Dan, I think your pitman arm is a "special racing" pitman arm for circle track racing.. The type of driving where you "turn right" to "go left"
I tend to favor the idea that toward the end of 20's,FORD was trying to acquire money to buy back stock and thus gain control of the business.He sent cases of new parts to the dealers and then billed them for those parts. Failure to comply would cause you to lose your dealership.Many of those NOS parts were not up to spec,so to speak. That is why you find small parts even today. Look them over closely,as many have holes not drilled,keyway off,etc.
At one time, Don Lang told me that some "NOS" parts were that way for a reason...
I think it best describes those parts
It was done on purpose before the $5.00 a day wage. The worker said, "No bread, no thread".
Maybe their only die, broke.
I know that many of the NOS front wheel ball bearing cups are oversize and don't follow the print. I suspect some boxes of rejects somehow found their way out of the scrap pile into a parts stash. It's been so long now since they were made, who knows what their provenance is?

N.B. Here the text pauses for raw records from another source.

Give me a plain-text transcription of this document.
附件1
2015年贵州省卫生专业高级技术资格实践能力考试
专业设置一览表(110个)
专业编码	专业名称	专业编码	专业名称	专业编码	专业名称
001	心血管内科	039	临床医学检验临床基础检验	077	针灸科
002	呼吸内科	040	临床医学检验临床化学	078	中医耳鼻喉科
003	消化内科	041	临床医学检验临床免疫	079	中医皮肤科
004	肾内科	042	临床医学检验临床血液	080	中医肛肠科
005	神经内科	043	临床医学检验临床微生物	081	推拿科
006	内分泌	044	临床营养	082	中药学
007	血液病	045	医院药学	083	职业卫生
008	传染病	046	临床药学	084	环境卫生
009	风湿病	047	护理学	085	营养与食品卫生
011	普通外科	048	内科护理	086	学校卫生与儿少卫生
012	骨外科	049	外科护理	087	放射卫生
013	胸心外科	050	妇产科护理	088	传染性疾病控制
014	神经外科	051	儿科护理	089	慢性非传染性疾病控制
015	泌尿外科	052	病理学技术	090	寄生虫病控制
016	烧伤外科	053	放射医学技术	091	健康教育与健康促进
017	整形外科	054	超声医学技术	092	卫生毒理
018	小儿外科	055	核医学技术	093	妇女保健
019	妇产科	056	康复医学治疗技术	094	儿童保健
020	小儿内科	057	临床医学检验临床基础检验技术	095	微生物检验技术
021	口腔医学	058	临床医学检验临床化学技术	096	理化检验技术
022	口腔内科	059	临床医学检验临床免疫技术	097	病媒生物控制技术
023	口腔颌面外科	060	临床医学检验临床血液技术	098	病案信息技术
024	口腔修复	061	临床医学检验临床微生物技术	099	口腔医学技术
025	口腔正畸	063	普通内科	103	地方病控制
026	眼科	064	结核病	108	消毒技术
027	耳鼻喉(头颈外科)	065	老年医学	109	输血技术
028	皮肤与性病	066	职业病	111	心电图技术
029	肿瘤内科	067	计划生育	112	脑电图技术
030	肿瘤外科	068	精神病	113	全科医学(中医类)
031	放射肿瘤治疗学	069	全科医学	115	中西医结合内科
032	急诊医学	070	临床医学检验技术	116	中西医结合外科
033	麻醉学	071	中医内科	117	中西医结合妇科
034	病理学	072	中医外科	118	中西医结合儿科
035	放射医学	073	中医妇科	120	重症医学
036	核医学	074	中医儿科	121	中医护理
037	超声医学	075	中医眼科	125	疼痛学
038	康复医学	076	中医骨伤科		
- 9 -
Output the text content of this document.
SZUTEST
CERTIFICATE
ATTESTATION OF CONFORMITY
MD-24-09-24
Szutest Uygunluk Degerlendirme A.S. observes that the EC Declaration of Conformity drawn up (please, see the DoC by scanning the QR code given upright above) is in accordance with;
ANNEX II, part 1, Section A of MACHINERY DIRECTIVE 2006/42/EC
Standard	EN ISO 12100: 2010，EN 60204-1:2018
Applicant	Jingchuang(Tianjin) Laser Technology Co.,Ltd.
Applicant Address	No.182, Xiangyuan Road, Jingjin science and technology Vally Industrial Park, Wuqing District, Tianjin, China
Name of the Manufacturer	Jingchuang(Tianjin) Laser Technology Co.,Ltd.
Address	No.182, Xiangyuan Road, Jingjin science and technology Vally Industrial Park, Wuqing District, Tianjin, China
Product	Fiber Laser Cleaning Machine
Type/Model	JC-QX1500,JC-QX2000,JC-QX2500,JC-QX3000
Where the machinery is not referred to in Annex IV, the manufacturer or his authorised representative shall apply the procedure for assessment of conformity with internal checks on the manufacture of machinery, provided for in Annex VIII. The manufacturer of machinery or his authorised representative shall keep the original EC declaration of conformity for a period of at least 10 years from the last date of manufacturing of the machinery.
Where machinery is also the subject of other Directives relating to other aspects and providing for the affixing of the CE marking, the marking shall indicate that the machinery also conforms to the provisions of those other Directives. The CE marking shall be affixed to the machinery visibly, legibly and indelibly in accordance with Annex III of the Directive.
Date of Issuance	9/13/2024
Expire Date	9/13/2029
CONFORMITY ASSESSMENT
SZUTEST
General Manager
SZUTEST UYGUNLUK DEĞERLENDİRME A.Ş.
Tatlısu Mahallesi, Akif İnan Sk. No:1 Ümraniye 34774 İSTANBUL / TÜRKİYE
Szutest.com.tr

I bought 6 aftermarket demountable-rim wheels from Charley Shaver for the car I'm currently building. Charley said he thought one of them was NOS. After getting them to my shop and working on them a while, I discovered that two of them are NOS. And I discovered why. Here's one sanded and ready for primer and paint.
You can see in the low-angle shot that the spokes are dished, for use as a front wheel.
You can also see the "felloe band" around the outside of the felloe. (I don't know its proper name, but that's what I'll call it.) It has one edge turned up to hold the inside of the rim, while the lugs and their nuts hold the rim on the outside. (Didja ever wonder where the name "lug nuts" came from for those parts on our modern cars? )
What I discovered about the NOS wheels is that whoever assembled them had put the felloe bands on backward. The dish in the spokes must go to the outside of the car, and the turned up edge of the fellow bands was to the outside as well. It'd be hard to get the rims on like that! I suspect that when that was noticed back then, they were just tossed aside.
So I had to drill out the parts holding the bands to the felloes, press them off (they were tight!), turn them around, and re-install them. It was a lot of work, but we have two brand-new 90-year-old wheels!